Does Your Kid Have to Wear a Mask Outside? The CDC is asking all adults to wear masks. But what about kids? By Tara Santora Apr 10 2020, 8:25 AM
Why is this question so important? If children were “immune” as suggested by Elon Musk, we could open up the schools and thus free the parents to return to work. It might boost the sagging economy. So goes the reasoning.
However, many experts disagree:
- Children get infected at the same rates as adults:
“At the beginning of the pandemic, it was thought that children are not getting infected with the coronavirus, but now it is clear that the amount of infection in children is the same as in adults,” explains Andrew Pollard, professor of pediatric infection and immunity at the University of Oxford. “It’s just that when they do get the infection they get much milder symptoms.
This opinion rests on research on people in Shenzhen, China, with confirmed SARS-CoV-2 infections and data from their close contacts:
In total, they looked at 391 people with confirmed COVID-19 and 1,286 individuals who were in close contact.
The researchers’ aim was to find out whether close contacts of people with COVID-19 would test positive for SARS-CoV-2 (the name of the virus that causes the disease COVID-19). And would they transmit virus to their close contacts even when they presented no obvious symptoms?
The investigators found that children under 10 who were in close contact with people who had COVID-19 demonstrated a 7.4% infection rate — very similar to the 7.9% infection rate in adults.
However, the researchers also determined that children were less likely to develop symptoms, even though they seemed just as likely as adults to contract the virus.
“Kids are just as likely to get infected [as grownups] and they’re not getting sick,” notes co-author Justin Lessler, Ph.D., from the Johns Hopkins Bloomberg School of Public Health, in Baltimore, MD.
The researchers also report that people who lived with individuals who had diagnosed COVID-19 were more likely to develop the infection than other close contacts.
Whereas most COVID-19 cases in children are not severe, serious COVID-19 illness resulting in hospitalization still occurs in this age group. Social distancing and everyday preventive behaviors remain important for all age groups as patients with less serious illness and those without symptoms likely play an important role in disease transmission.

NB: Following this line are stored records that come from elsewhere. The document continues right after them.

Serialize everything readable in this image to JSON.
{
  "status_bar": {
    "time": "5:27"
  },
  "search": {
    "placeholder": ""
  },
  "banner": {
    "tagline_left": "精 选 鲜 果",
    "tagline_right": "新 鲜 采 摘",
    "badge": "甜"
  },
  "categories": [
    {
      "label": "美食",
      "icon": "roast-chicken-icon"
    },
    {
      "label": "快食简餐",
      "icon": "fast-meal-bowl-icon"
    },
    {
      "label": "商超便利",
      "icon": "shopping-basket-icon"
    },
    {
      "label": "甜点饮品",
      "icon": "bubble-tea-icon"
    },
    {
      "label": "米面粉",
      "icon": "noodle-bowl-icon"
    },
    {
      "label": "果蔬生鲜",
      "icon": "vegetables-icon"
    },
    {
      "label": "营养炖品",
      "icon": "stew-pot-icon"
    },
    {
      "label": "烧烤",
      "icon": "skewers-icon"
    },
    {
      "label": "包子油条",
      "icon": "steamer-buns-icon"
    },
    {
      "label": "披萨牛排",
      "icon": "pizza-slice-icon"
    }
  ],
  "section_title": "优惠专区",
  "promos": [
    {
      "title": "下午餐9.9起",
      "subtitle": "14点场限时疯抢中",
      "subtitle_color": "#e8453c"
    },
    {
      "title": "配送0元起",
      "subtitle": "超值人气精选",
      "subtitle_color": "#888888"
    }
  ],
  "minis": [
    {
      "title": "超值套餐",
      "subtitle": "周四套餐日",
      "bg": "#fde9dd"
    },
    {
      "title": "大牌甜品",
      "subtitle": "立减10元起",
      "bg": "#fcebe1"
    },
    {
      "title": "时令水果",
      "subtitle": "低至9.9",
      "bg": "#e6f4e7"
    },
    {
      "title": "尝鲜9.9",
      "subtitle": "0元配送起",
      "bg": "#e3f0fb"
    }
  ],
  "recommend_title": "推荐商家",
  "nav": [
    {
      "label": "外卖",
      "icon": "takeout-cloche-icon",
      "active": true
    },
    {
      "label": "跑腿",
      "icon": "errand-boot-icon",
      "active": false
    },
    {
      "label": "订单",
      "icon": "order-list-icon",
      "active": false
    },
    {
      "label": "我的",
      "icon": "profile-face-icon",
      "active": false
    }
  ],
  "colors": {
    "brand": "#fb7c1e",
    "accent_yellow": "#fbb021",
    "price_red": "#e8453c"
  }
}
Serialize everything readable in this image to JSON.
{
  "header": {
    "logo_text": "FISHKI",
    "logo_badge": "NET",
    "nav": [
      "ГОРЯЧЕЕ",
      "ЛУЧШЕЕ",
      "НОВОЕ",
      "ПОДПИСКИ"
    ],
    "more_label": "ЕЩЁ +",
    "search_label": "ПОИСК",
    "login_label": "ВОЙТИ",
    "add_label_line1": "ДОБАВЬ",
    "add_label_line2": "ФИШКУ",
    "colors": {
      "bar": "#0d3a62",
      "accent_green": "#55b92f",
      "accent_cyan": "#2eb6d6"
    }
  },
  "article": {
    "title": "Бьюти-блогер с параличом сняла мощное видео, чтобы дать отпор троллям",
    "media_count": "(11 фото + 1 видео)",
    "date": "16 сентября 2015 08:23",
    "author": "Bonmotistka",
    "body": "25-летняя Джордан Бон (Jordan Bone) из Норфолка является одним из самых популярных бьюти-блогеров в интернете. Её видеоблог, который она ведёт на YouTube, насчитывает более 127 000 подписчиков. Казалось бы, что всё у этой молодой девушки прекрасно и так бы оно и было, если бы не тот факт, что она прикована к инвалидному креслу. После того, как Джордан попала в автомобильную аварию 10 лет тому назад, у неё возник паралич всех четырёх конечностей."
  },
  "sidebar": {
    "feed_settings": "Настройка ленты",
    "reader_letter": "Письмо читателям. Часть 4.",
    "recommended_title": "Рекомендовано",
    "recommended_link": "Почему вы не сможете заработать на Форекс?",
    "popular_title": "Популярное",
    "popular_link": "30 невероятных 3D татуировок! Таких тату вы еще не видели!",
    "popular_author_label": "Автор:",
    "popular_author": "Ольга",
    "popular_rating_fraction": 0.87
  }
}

- A study from Wuhan in the New England Journal of Medicine: “Asymptomatic infections not uncommon” in children
The study describes 1391 children assessed and tested from January 28 through February 26, 2020, a total of 171 (12.3%) were confirmed to have SARS-CoV-2 infection. They conclude: “In contrast with infected adults, most infected children appear to have a milder clinical course. Asymptomatic infections were not uncommon.2 Determination of the transmission potential of these asymptomatic patients is important for guiding the development of measures to control the ongoing pandemic.”
- Notes from a pediatrician colleague at Weill Cornell Medicine, Dr. Seth Gordon:
I have found no antibody studies in children. (In case you need a primer on the different types of Coronavirus tests, check here). For the most part, children have been NEGLECTED from the beginning. This has been a tremendous oversight and continues to be a blindspot. Every parent knows children spread infection. They congregate in large groups and are the least hygienic among us. They don’t even make proper masks for children. Children have [likley] been a major vector of COVID-19 spread yet only about 1% of COVID-19 positive tests (RT-PCR swab tests which detect viral RNA) were performed on children. But I believe they represent the vast majority of actual infections. Early on, when I advocated for the closure of schools it was because I was detecting asymptomatic children who were COVID-19 positive. Isn’t this why our schools are closed? I don’t see any evidence that we solved or addressed this issue at all and I see daily evidence of new COVID-19 cases in children. How are we supposed to reassimilate children in schools or camps when we have so little knowledge and testing. It is not even known whether children will develop protective antibodies. This is a HUGE problem in my estimation. While most children do well it is not a universal truth. I have taken care of many sick children during the last two months. As a physician, I feel helpless and frustrated when I can not treat or cure a patient. When Doctor Oz endorses a 2-3% child mortality rate upon returning to school, it really leaves me bewildered as a pediatrician and a parent. If a second wave of COVID-19 comes as predicted, it may be driven by non-immune children in Nov/Dec getting infected and spreading infections to adults again. So it is important to determine the immune status of children BEFORE we return them to school. This way we can make informed decisions.
- I would like to add a comment:
If we study the apparent natural resistance in children to the disease (COVID-19), we might gain important knowledge that will help those adults that don’t have that resistance, those that end up in the ICU and on the ventilators. The first step is to test all children, not only adults. Testing and contact tracing is key. It is key to economic recovery too.